Ask HN: Would you join a listed company calling itself a “startup” and high risk? - BishoyDemian
I&#x27;m offered a CTO position in a listed company that calls itself a startup. They are yet to release their product and operating on a loss for the past 2 years while spending investor money.
There is a high risk since they are running out of cash and their burn rate is high.
Asking the obvious. but I&#x27;m interested in different perspectives.
======
brudgers
Sometimes it makes sense to ignore the red flags with full knowledge that you
are ignoring them, i.e. if there are other significant reasons for pursuing a
new job that the job with all those red flags solves. Othertimes, aka
'usually', it makes sense to heed the red flags because there are red flags
that you'll miss because you've yet to experience them.

In this case, I think it's worth unpacking the term 'startup'. In most of the
world, 'startup' has become a sexy synonym for 'new business' and new
restaurants are startups and a fellow with a lawn mower and a pickup truck and
a trailer is running a lawn care startup...because of the success of startups
from Silicon Valley, 'startup' is sexy.

And Silicon Valley is where the other meaning of 'startup' is common. There a
startup is a company that is designed to grow fast and organized to receive
venture capital and either succeed or fail within the timelines of Venture
Capital investors and according to how Venture Capital Investors define
success. They define success as valuations in the 100's of millions of
dollars.

This means that startups in the Silicon Valley sense usually burn through
money in pursuit of growth and usually don't achieve the growth and die and
that's pretty much accepted and acceptable by Venture Capital Investors.
Startups in the 'rest of the world sense' are not expected to grow-or-fail.
They are expected to return reasonable profits over a sustained period and
that's what investors in those companies expect.

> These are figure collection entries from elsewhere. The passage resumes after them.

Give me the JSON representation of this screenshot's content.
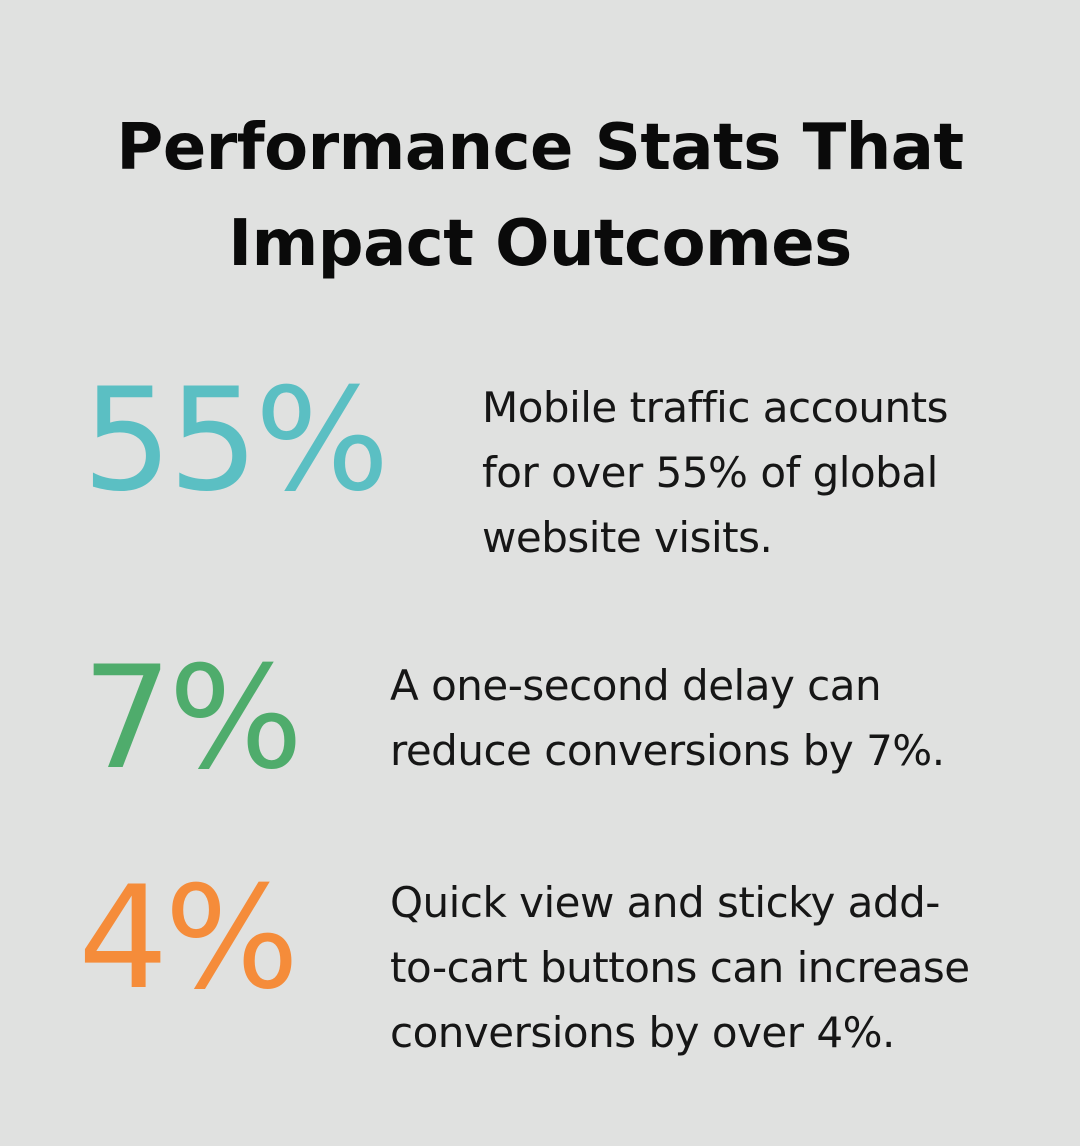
{
  "title": "Performance Stats That\nImpact Outcomes",
  "stats": [
    {
      "value": "55%",
      "color": "#5bbfc3",
      "text": "Mobile traffic accounts\nfor over 55% of global\nwebsite visits."
    },
    {
      "value": "7%",
      "color": "#4fac6c",
      "text": "A one-second delay can\nreduce conversions by 7%."
    },
    {
      "value": "4%",
      "color": "#f58c3a",
      "text": "Quick view and sticky add-\nto-cart buttons can increase\nconversions by over 4%."
    }
  ]
}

This means that taking a job at any startup in the Silicon Valley sense should
be accompanied with a healthy expectation that the company will run out of
money and fail because that's just what happens and with the hope that the
company will hit it big and the equity won't be worthless and that's mostly a
matter of luck (there's a well respected HN'er who sold their Sun stock and
spent it on a Camero not long before Sun went public and the stock would have
been worth many times more).

The question I'd ask myself looking into this type of situation is 'What
happened to the previous CTO and if there wasn't one, why the hell not?"

Good luck.

------
zoobab
Been there, done that.

You should replace the CFO by a monthly spreadsheet.